There's a thing called Continuing Resolution
A kicking-the-can institution
In March it will end,
And the government can't spend
Unless they can find resolution
The last time Congress failed to fund the government, the results included, over the long run, the destruction of Newt Gingrich's political career. So something to think about.
The debt ceiling cliff is in sight
But Congress thinks falling off wouldn't be right
They're postponing that day
Till the 18th of May
When we'll all be too tired to fight
"No one really knows what will happen. But I'm not quite sure I want to look over the edge of the cliff when it comes to the debt limit," Speaker John Boehner said in a speech this week. So, there's one vote.
This was the speech in which Boehner claimed that the Obama administration was attempting to "annihilate" the Republicans and "just shove us into the dustbin of history." He was peeved about the inauguration speech, which actually didn't so much attack the Republicans as ignore them completely, as if they had all the significance of the Modern Whig Party. Nothing more painful than not being noticed.
Boehner's speech, to the Ripon Society, included repeated references to the fact that the Senate has not passed a budget for several years. ("There's nothing that irritates our members more.") Here's another topic for dinner: Why are the Republicans so obsessed with this issue? The Congressional budget isn't all that critical; it's more of a theory than a law.

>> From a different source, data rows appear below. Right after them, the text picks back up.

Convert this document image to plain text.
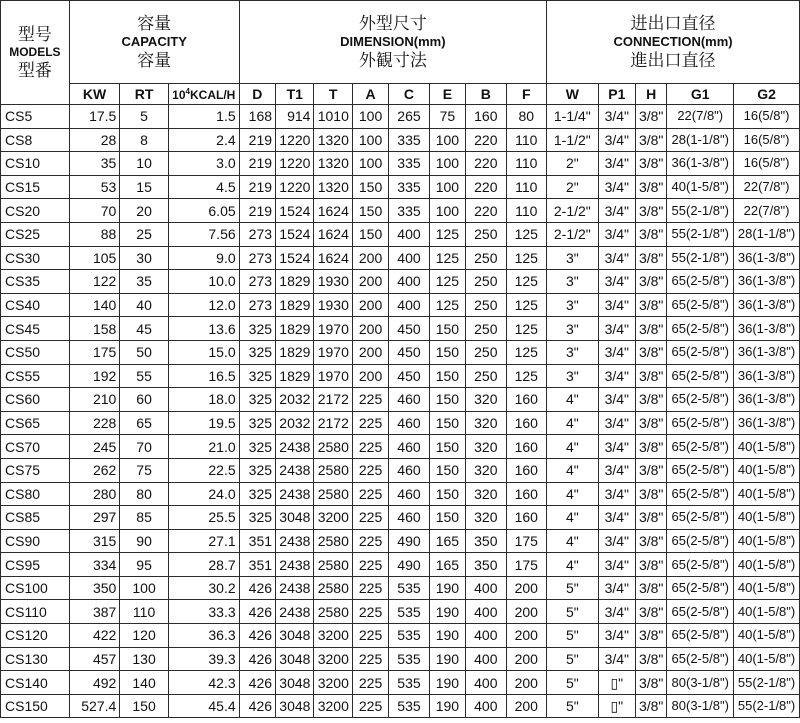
型号
MODELS
型番	容量
CAPACITY
容量			外型尺寸
DIMENSION(mm)
外観寸法								进出口直径
CONNECTION(mm)
進出口直径				

	KW	RT	$10^4KCAL/H$	D	T1	T	A	C	E	B	F	W	P1	H	G1	G2
CS5	17.5	5	1.5	168	914	1010	100	265	75	160	80	1-1/4"	3/4"	3/8"	22(7/8")	16(5/8")
CS8	28	8	2.4	219	1220	1320	100	335	100	220	110	1-1/2"	3/4"	3/8"	28(1-1/8")	16(5/8")
CS10	35	10	3.0	219	1220	1320	100	335	100	220	110	2"	3/4"	3/8"	36(1-3/8")	16(5/8")
CS15	53	15	4.5	219	1220	1320	150	335	100	220	110	2"	3/4"	3/8"	40(1-5/8")	22(7/8")
CS20	70	20	6.05	219	1524	1624	150	335	100	220	110	2-1/2"	3/4"	3/8"	55(2-1/8")	22(7/8")
CS25	88	25	7.56	273	1524	1624	150	400	125	250	125	2-1/2"	3/4"	3/8"	55(2-1/8")	28(1-1/8")
CS30	105	30	9.0	273	1524	1624	200	400	125	250	125	3"	3/4"	3/8"	55(2-1/8")	36(1-3/8")
CS35	122	35	10.0	273	1829	1930	200	400	125	250	125	3"	3/4"	3/8"	65(2-5/8")	36(1-3/8")
CS40	140	40	12.0	273	1829	1930	200	400	125	250	125	3"	3/4"	3/8"	65(2-5/8")	36(1-3/8")
CS45	158	45	13.6	325	1829	1970	200	450	150	250	125	3"	3/4"	3/8"	65(2-5/8")	36(1-3/8")
CS50	175	50	15.0	325	1829	1970	200	450	150	250	125	3"	3/4"	3/8"	65(2-5/8")	36(1-3/8")
CS55	192	55	16.5	325	1829	1970	200	450	150	250	125	3"	3/4"	3/8"	65(2-5/8")	36(1-3/8")
CS60	210	60	18.0	325	2032	2172	225	460	150	320	160	4"	3/4"	3/8"	65(2-5/8")	36(1-3/8")
CS65	228	65	19.5	325	2032	2172	225	460	150	320	160	4"	3/4"	3/8"	65(2-5/8")	36(1-3/8")
CS70	245	70	21.0	325	2438	2580	225	460	150	320	160	4"	3/4"	3/8"	65(2-5/8")	40(1-5/8")
CS75	262	75	22.5	325	2438	2580	225	460	150	320	160	4"	3/4"	3/8"	65(2-5/8")	40(1-5/8")
CS80	280	80	24.0	325	2438	2580	225	460	150	320	160	4"	3/4"	3/8"	65(2-5/8")	40(1-5/8")
CS85	297	85	25.5	325	3048	3200	225	460	150	320	160	4"	3/4"	3/8"	65(2-5/8")	40(1-5/8")
CS90	315	90	27.1	351	2438	2580	225	490	165	350	175	4"	3/4"	3/8"	65(2-5/8")	40(1-5/8")
CS95	334	95	28.7	351	2438	2580	225	490	165	350	175	4"	3/4"	3/8"	65(2-5/8")	40(1-5/8")
CS100	350	100	30.2	426	2438	2580	225	535	190	400	200	5"	3/4"	3/8"	65(2-5/8")	40(1-5/8")
CS110	387	110	33.3	426	2438	2580	225	535	190	400	200	5"	3/4"	3/8"	65(2-5/8")	40(1-5/8")
CS120	422	120	36.3	426	3048	3200	225	535	190	400	200	5"	3/4"	3/8"	65(2-5/8")	40(1-5/8")
CS130	457	130	39.3	426	3048	3200	225	535	190	400	200	5"	3/4"	3/8"	65(2-5/8")	40(1-5/8")
CS140	492	140	42.3	426	3048	3200	225	535	190	400	200	5"	▯"	3/8"	80(3-1/8")	55(2-1/8")
CS150	527.4	150	45.4	426	3048	3200	225	535	190	400	200	5"	▯"	3/8"	80(3-1/8")	55(2-1/8")
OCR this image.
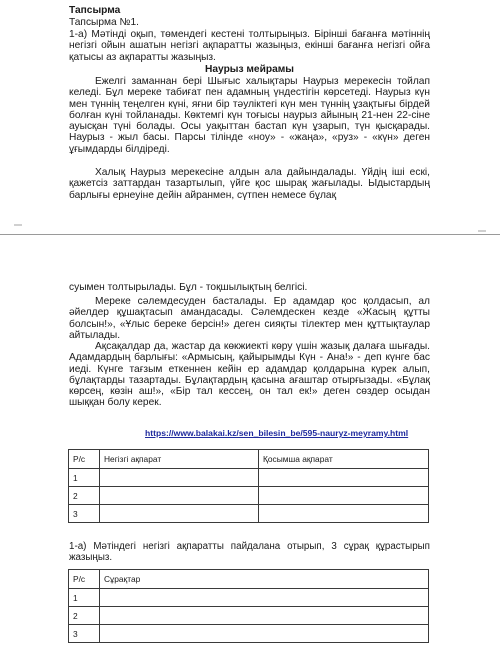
Тапсырма
Тапсырма №1.
1-а) Мәтінді оқып, төмендегі кестені толтырыңыз. Бірінші бағанға мәтіннің негізгі ойын ашатын негізгі ақпаратты жазыңыз, екінші бағанға негізгі ойға қатысы аз ақпаратты жазыңыз.
Наурыз мейрамы
Ежелгі заманнан бері Шығыс халықтары Наурыз мерекесін тойлап келеді. Бұл мереке табиғат пен адамның үндестігін көрсетеді. Наурыз күн мен түннің теңелген күні, яғни бір тәуліктегі күн мен түннің ұзақтығы бірдей болған күні тойланады. Көктемгі күн тоғысы наурыз айының 21-нен 22-сіне ауысқан түні болады. Осы уақыттан бастап күн ұзарып, түн қысқарады. Наурыз - жыл басы. Парсы тілінде «ноу» - «жаңа», «руз» - «күн» деген ұғымдарды білдіреді.
Халық Наурыз мерекесіне алдын ала дайындалады. Үйдің іші ескі, қажетсіз заттардан тазартылып, үйге қос шырақ жағылады. Ыдыстардың барлығы ернеуіне дейін айранмен, сүтпен немесе бұлақ
суымен толтырылады. Бұл - тоқшылықтың белгісі.
Мереке сәлемдесуден басталады. Ер адамдар қос қолдасып, ал әйелдер құшақтасып амандасады. Сәлемдескен кезде «Жасың құтты болсын!», «Ұлыс береке берсін!» деген сияқты тілектер мен құттықтаулар айтылады.
Ақсақалдар да, жастар да көкжиекті көру үшін жазық далаға шығады. Адамдардың барлығы: «Армысың, қайырымды Күн - Ана!» - деп күнге бас иеді. Күнге тағзым еткеннен кейін ер адамдар қолдарына күрек алып, бұлақтарды тазартады. Бұлақтардың қасына ағаштар отырғызады. «Бұлақ көрсең, көзін аш!», «Бір тал кессең, он тал ек!» деген сөздер осыдан шыққан болу керек.
https://www.balakai.kz/sen_bilesin_be/595-nauryz-meyramy.html
Р/с	Негізгі ақпарат	Қосымша ақпарат
1		
2		
3		
1-а) Мәтіндегі негізгі ақпаратты пайдалана отырып, 3 сұрақ құрастырып жазыңыз.
Р/с	Сұрақтар
1	
2	
3	
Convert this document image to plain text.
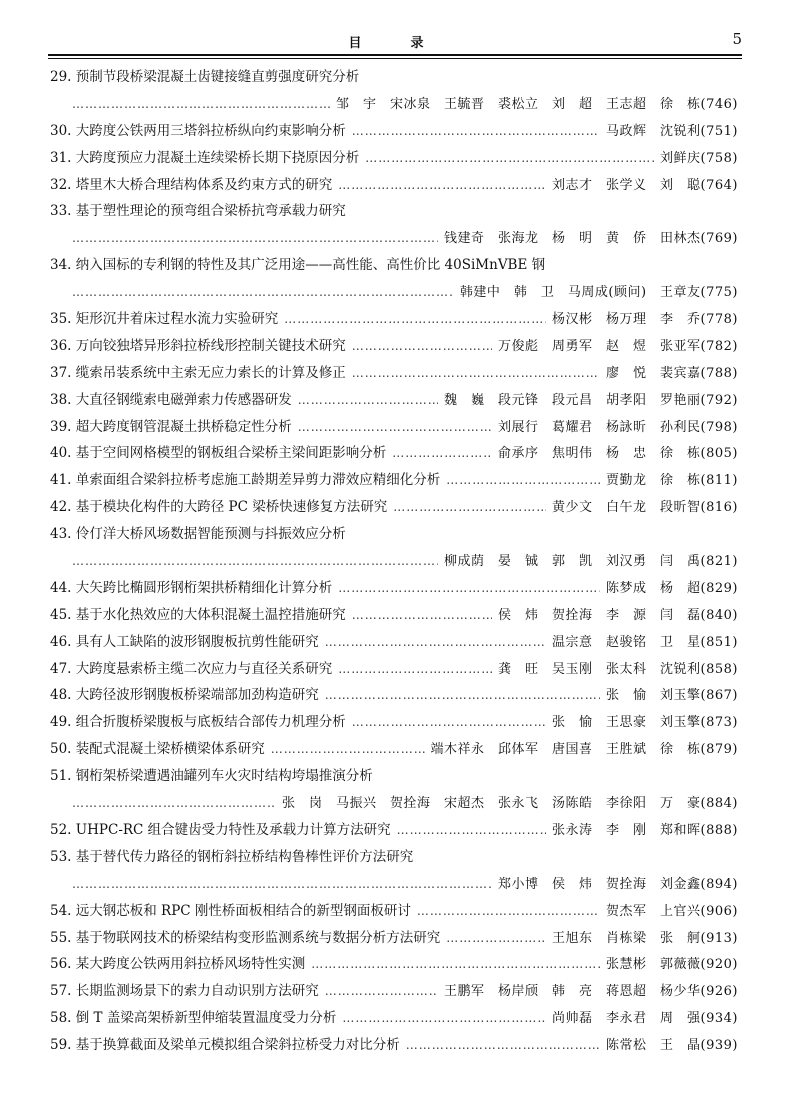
目　录	5
29. 预制节段桥梁混凝土齿键接缝直剪强度研究分析
……………………………………………………………………………………………………………………………………………………………………………………………………………………………
邹　宇　宋冰泉　王毓晋　裘松立　刘　超　王志超　徐　栋(746)
30. 大跨度公铁两用三塔斜拉桥纵向约束影响分析 ……………………………………………………………………………………………………………………………………………………………………………………………………………………………	马政辉　沈锐利(751)
31. 大跨度预应力混凝土连续梁桥长期下挠原因分析 ……………………………………………………………………………………………………………………………………………………………………………………………………………………………	刘鲜庆(758)
32. 塔里木大桥合理结构体系及约束方式的研究 ……………………………………………………………………………………………………………………………………………………………………………………………………………………………	刘志才　张学义　刘　聪(764)
33. 基于塑性理论的预弯组合梁桥抗弯承载力研究
……………………………………………………………………………………………………………………………………………………………………………………………………………………………
钱建奇　张海龙　杨　明　黄　侨　田林杰(769)
34. 纳入国标的专利钢的特性及其广泛用途——高性能、高性价比 40SiMnVBE 钢
……………………………………………………………………………………………………………………………………………………………………………………………………………………………
韩建中　韩　卫　马周成(顾问)　王章友(775)
35. 矩形沉井着床过程水流力实验研究 ……………………………………………………………………………………………………………………………………………………………………………………………………………………………	杨汉彬　杨万理　李　乔(778)
36. 万向铰独塔异形斜拉桥线形控制关键技术研究 ……………………………………………………………………………………………………………………………………………………………………………………………………………………………	万俊彪　周勇军　赵　煜　张亚军(782)
37. 缆索吊装系统中主索无应力索长的计算及修正 ……………………………………………………………………………………………………………………………………………………………………………………………………………………………	廖　悦　裴宾嘉(788)
38. 大直径钢缆索电磁弹索力传感器研发 ……………………………………………………………………………………………………………………………………………………………………………………………………………………………	魏　巍　段元锋　段元昌　胡孝阳　罗艳丽(792)
39. 超大跨度钢管混凝土拱桥稳定性分析 ……………………………………………………………………………………………………………………………………………………………………………………………………………………………	刘展行　葛耀君　杨詠昕　孙利民(798)
40. 基于空间网格模型的钢板组合梁桥主梁间距影响分析 ……………………………………………………………………………………………………………………………………………………………………………………………………………………………	俞承序　焦明伟　杨　忠　徐　栋(805)
41. 单索面组合梁斜拉桥考虑施工龄期差异剪力滞效应精细化分析 ……………………………………………………………………………………………………………………………………………………………………………………………………………………………	贾勤龙　徐　栋(811)
42. 基于模块化构件的大跨径 PC 梁桥快速修复方法研究 ……………………………………………………………………………………………………………………………………………………………………………………………………………………………	黄少文　白午龙　段昕智(816)
43. 伶仃洋大桥风场数据智能预测与抖振效应分析
……………………………………………………………………………………………………………………………………………………………………………………………………………………………
柳成荫　晏　铖　郭　凯　刘汉勇　闫　禹(821)
44. 大矢跨比椭圆形钢桁架拱桥精细化计算分析 ……………………………………………………………………………………………………………………………………………………………………………………………………………………………	陈梦成　杨　超(829)
45. 基于水化热效应的大体积混凝土温控措施研究 ……………………………………………………………………………………………………………………………………………………………………………………………………………………………	侯　炜　贺拴海　李　源　闫　磊(840)
46. 具有人工缺陷的波形钢腹板抗剪性能研究 ……………………………………………………………………………………………………………………………………………………………………………………………………………………………	温宗意　赵骏铭　卫　星(851)
47. 大跨度悬索桥主缆二次应力与直径关系研究 ……………………………………………………………………………………………………………………………………………………………………………………………………………………………	龚　旺　吴玉刚　张太科　沈锐利(858)
48. 大跨径波形钢腹板桥梁端部加劲构造研究 ……………………………………………………………………………………………………………………………………………………………………………………………………………………………	张　愉　刘玉擎(867)
49. 组合折腹桥梁腹板与底板结合部传力机理分析 ……………………………………………………………………………………………………………………………………………………………………………………………………………………………	张　愉　王思豪　刘玉擎(873)
50. 装配式混凝土梁桥横梁体系研究 ……………………………………………………………………………………………………………………………………………………………………………………………………………………………	端木祥永　邱体军　唐国喜　王胜斌　徐　栋(879)
51. 钢桁架桥梁遭遇油罐列车火灾时结构垮塌推演分析
……………………………………………………………………………………………………………………………………………………………………………………………………………………………
张　岗　马振兴　贺拴海　宋超杰　张永飞　汤陈皓　李徐阳　万　豪(884)
52. UHPC-RC 组合键齿受力特性及承载力计算方法研究 ……………………………………………………………………………………………………………………………………………………………………………………………………………………………	张永涛　李　刚　郑和晖(888)
53. 基于替代传力路径的钢桁斜拉桥结构鲁棒性评价方法研究
……………………………………………………………………………………………………………………………………………………………………………………………………………………………
郑小博　侯　炜　贺拴海　刘金鑫(894)
54. 远大钢芯板和 RPC 刚性桥面板相结合的新型钢面板研讨 ……………………………………………………………………………………………………………………………………………………………………………………………………………………………	贺杰军　上官兴(906)
55. 基于物联网技术的桥梁结构变形监测系统与数据分析方法研究 ……………………………………………………………………………………………………………………………………………………………………………………………………………………………	王旭东　肖栋梁　张　舸(913)
56. 某大跨度公铁两用斜拉桥风场特性实测 ……………………………………………………………………………………………………………………………………………………………………………………………………………………………	张慧彬　郭薇薇(920)
57. 长期监测场景下的索力自动识别方法研究 ……………………………………………………………………………………………………………………………………………………………………………………………………………………………	王鹏军　杨岸颀　韩　亮　蒋恩超　杨少华(926)
58. 倒 T 盖梁高架桥新型伸缩装置温度受力分析 ……………………………………………………………………………………………………………………………………………………………………………………………………………………………	尚帅磊　李永君　周　强(934)
59. 基于换算截面及梁单元模拟组合梁斜拉桥受力对比分析 ……………………………………………………………………………………………………………………………………………………………………………………………………………………………	陈常松　王　晶(939)
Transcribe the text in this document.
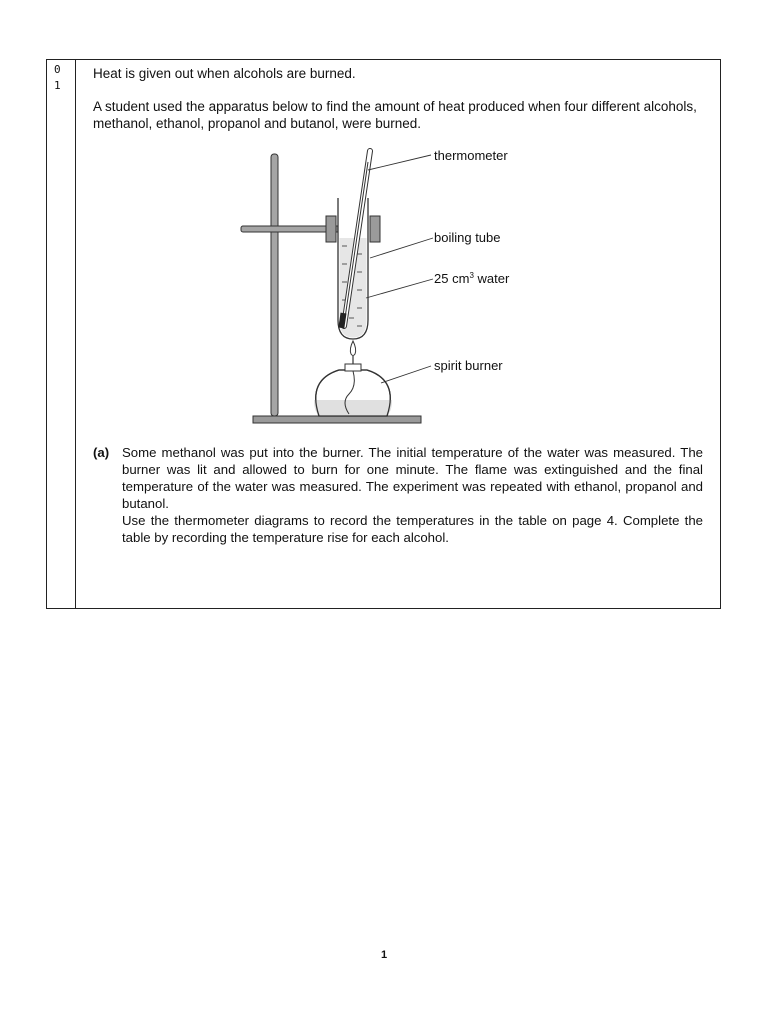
0
1
Heat is given out when alcohols are burned.
A student used the apparatus below to find the amount of heat produced when four different alcohols, methanol, ethanol, propanol and butanol, were burned.
thermometer
boiling tube
25 $cm^3$ water
spirit burner
(a) Some methanol was put into the burner. The initial temperature of the water was measured. The burner was lit and allowed to burn for one minute. The flame was extinguished and the final temperature of the water was measured. The experiment was repeated with ethanol, propanol and butanol.

Use the thermometer diagrams to record the temperatures in the table on page 4. Complete the table by recording the temperature rise for each alcohol.

1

But Boehner and his members behave as if the Senate's failure to come up with one is a threat to the national well-being that makes global warming look like a week of bad weather.
To lure the party's right wing into voting for the debt ceiling postponement, Boehner tacked on a section that would defer lawmakers' pay if their chamber doesn't come up with a budget this year. That would presumably be the senators, since the House passes a budget every year, in the form of a plan so improbable that Mitt Romney and Paul Ryan couldn't even drag it through the presidential campaign.
"When I grew up in Wisconsin, if you had a job ... and didn't do the work, you didn't get paid," Ryan declaimed in the House debate. Have you ever noticed how much Ryan talks about jobs he had in high school and college? Do you think he just likes talking about the brief period when he wasn't employed as a professional politician? Or is it just that he wants us to remember that he once drove the Oscar Meyer Wienermobile?
Nevertheless, the Senate should obviously do a budget. When the House passed its bill this week, Senate Democrats said they would. In fact, their leaders were practically wearing party hats. They can't wait.
Once they do, we'll talk about it over dinner. I hope there are bears in the plot.